David Warner forced to use smaller bat under new cricket laws

Australian opening batsman David Warner celebrates his century against Black Caps. Photo/Photosport
Australian opening batsman David Warner celebrates his century against Black Caps. Photo/Photosport

Umpires will have the power to send off dissenting players and dock a team five runs under new code of cricket laws, which will come in to effect in October.

Bat sizes will also be officially reduced, after a series of recommendations from a panel that included former Australian captain Ricky Ponting.

The new laws, announced by the MCC, will mean players, including Australian opener David Warner, will have to trade in his Kaboom for a smaller model.

After October 2017, the maximum dimensions of a cricket bat will be 108mm in width, 67mm in depth with 40mm edges.

Warner's bat easily exceeds that, with edges that reach 50mm, but he had been reducing them knowing a rule change was coming.

A bat gauge will be used to test bats being used.

The other major change includes new powers given to umpires to deal with poor player behaviour, with the seriousness of the offence to determine in-game penalties.
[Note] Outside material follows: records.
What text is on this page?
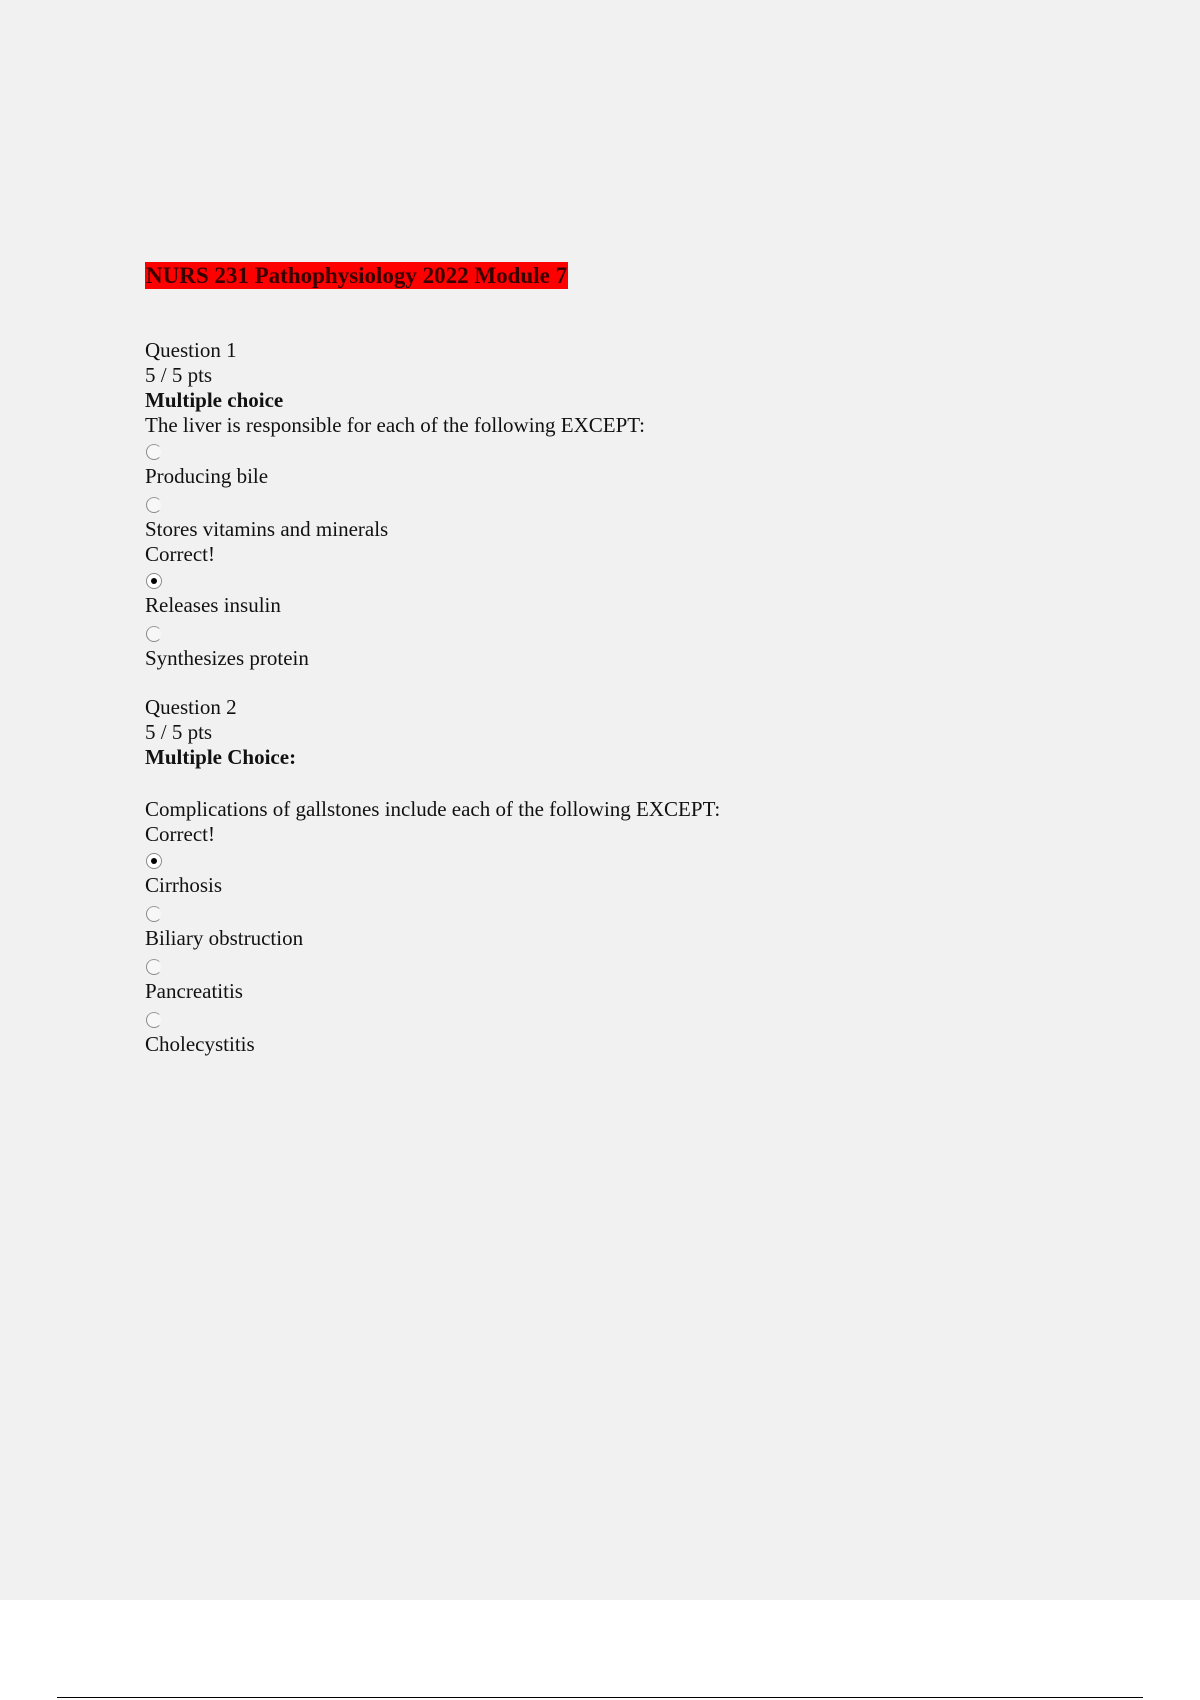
NURS 231 Pathophysiology 2022 Module 7
Question 1
5 / 5 pts
Multiple choice
The liver is responsible for each of the following EXCEPT:
Producing bile
Stores vitamins and minerals
Correct!
Releases insulin
Synthesizes protein
Question 2
5 / 5 pts
Multiple Choice:
Complications of gallstones include each of the following EXCEPT:
Correct!
Cirrhosis
Biliary obstruction
Pancreatitis
Cholecystitis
Offences can range from showing dissent at an umpire's decision to committing any act of violence, with sanctions including warnings, the award of five penalty runs to the opposition and, for more serious offences, temporary or permanent removal from the field.

"We felt the time had come to introduce sanctions for poor player behaviour and research told us that a growing number of umpires at grassroots level were leaving the game because of it." said MCC head of cricket John Stephenson.

"Hopefully, these sanctions will give them more confidence to handle disciplinary issues efficiently, whilst providing a deterrent to the players.

"The bat-size issue has been heavily scrutinised and discussed in recent years. We believe the maximum dimensions we have set will help redress the balance between bat and ball, while still allowing the explosive, big hitting we all enjoy."

The new code of laws will be released following a meeting of the MCC Committee on March 20.